Because of that, it’s perhaps not surprising that the tenor of the discussion around evidence can at some times be a little tense, something exacerbated by the rise in the last 10-15 years of the “randomistas,” or proponents of the use of experimental methods (or “Randomized Controlled Trials”) as the pre-eminent type of evidence supporting evidence-based practice. This approach turns the idea of evidence into a methods debate, an argument about essentially the philosophy of knowledge but one that has real monetary impact. If a funder requires a specific form of evidence, then programs without that evidence will struggle to get funding. This raises the stakes of a discussion where there’s already fairly strong (and opposing perspectives). As such, it’s perhaps not surprising to see arguments around evidence-based practice in peacebuilding take fairly strong and argumentative positions - from the founding Executive Director of the International Initiative for Impact Evaluation and RCT proponent arguing that “Most interventions don’t work, most interventions aren’t evaluated and most evaluations are not used. As a result, billions of dollars of money from governments and individual donations is wasted on ineffective programmes” to arguments that “the limitations of randomista economics have given rise to a particular way of thinking characterized by piecemeal analysis, ad hoc resort to theory, indifference to history and context, and methodological fundamentalism.”
Against that backdrop, we went into our research expecting to find passionate disagreement between different sectors of the peacebuilding field around evidence-based practice, and we largely didn’t. Instead, we found significant consensus. The respondents to our survey largely valued the idea of evidence-based practice in the abstract, and in practice they defined the idea of evidence not by any one specific method (in the most part), but instead by multiple sources of evidence using multiple methods. In fact, about twenty percent of the responses rejected the idea that methods-as-methods mattered much at all, and instead argued for the need for quality evidence more broadly: evidence that appeared to grapple effectively with issues of bias and the various sources of misanalysis and misinformation that could easily crop up in assessments and research.

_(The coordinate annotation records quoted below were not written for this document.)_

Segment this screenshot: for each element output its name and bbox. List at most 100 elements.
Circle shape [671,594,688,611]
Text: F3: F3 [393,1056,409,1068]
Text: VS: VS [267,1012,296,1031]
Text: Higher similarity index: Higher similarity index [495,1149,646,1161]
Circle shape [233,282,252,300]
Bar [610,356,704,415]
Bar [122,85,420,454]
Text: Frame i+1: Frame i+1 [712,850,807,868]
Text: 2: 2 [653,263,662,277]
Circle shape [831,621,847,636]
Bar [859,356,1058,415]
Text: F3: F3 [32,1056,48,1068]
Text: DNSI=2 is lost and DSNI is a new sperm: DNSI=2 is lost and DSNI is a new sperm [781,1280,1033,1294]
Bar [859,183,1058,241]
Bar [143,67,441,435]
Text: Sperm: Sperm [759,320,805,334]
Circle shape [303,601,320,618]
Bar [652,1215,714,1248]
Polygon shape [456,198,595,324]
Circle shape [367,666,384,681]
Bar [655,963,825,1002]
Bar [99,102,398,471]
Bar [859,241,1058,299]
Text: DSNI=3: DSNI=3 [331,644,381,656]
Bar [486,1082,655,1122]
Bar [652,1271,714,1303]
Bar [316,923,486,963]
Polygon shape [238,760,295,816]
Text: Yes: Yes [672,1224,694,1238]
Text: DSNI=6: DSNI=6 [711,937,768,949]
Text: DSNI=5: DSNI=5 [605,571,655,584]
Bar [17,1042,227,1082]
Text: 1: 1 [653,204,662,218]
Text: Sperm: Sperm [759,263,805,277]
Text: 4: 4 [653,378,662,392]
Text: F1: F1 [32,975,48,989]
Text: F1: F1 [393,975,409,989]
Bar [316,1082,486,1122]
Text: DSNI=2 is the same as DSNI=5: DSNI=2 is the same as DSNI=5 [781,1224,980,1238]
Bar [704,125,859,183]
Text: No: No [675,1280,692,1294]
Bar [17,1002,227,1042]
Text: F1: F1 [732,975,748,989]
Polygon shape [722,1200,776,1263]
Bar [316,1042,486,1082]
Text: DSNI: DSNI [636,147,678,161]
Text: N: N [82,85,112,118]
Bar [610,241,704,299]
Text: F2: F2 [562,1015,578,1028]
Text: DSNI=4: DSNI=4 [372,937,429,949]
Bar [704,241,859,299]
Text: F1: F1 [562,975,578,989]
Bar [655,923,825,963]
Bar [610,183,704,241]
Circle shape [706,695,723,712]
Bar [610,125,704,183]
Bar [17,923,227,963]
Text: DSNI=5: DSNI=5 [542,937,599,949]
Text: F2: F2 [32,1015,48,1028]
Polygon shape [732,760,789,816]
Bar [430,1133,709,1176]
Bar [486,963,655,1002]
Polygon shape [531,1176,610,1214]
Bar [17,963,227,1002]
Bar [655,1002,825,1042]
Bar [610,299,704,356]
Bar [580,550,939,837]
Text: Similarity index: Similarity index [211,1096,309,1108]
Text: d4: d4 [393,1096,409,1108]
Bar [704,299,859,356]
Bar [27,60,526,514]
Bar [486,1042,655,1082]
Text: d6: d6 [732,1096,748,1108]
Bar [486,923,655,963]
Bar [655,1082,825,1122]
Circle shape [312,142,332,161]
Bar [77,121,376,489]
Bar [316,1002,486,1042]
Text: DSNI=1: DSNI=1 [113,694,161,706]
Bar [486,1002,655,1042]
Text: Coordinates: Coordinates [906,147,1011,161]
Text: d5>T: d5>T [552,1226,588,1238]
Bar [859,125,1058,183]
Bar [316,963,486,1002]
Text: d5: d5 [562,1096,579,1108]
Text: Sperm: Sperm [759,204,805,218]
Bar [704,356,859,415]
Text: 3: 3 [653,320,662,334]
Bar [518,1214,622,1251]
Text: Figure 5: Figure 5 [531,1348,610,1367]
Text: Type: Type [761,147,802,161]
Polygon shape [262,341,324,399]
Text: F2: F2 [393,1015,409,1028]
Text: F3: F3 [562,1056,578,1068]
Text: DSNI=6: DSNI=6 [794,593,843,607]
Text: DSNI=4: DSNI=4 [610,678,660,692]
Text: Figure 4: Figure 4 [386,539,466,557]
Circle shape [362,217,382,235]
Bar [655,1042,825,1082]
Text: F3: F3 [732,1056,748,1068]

Using that definition, participants also felt that the field had a good understanding of what peace looks like: they felt that there was a good amount of evidence describing, in general, the conditions necessary for sustainable peace. In contrast, only three of the conditions asked about had evidence suggesting we know how to deliver them. That is, the field may know what peace looks like - but how to get there from here is, for the most part, something where more research is needed. It’s significant, perhaps, that two of the three specific items where people thought evidence existed were part of the Women, Peace, and Security Agenda - increasing women’s engagement in economic and political life broadly, and in peacemaking specifically. There is an argument that there is no conceptual area where the gap between what the world knows needs to be done (and how to do it) and where we are as a global society is quite as large as it is with the WPS agenda specifically, and this survey does support that argument.
We went into this survey expecting to highlight differences within the field for deeper discussion. Instead, we found that the field actually has fairly strong agreement over core issues. We care about evidence, and we want good evidence of all kinds to inform our work. That finding provides, for us, some optimism that we have a strong foundation to build from as a field.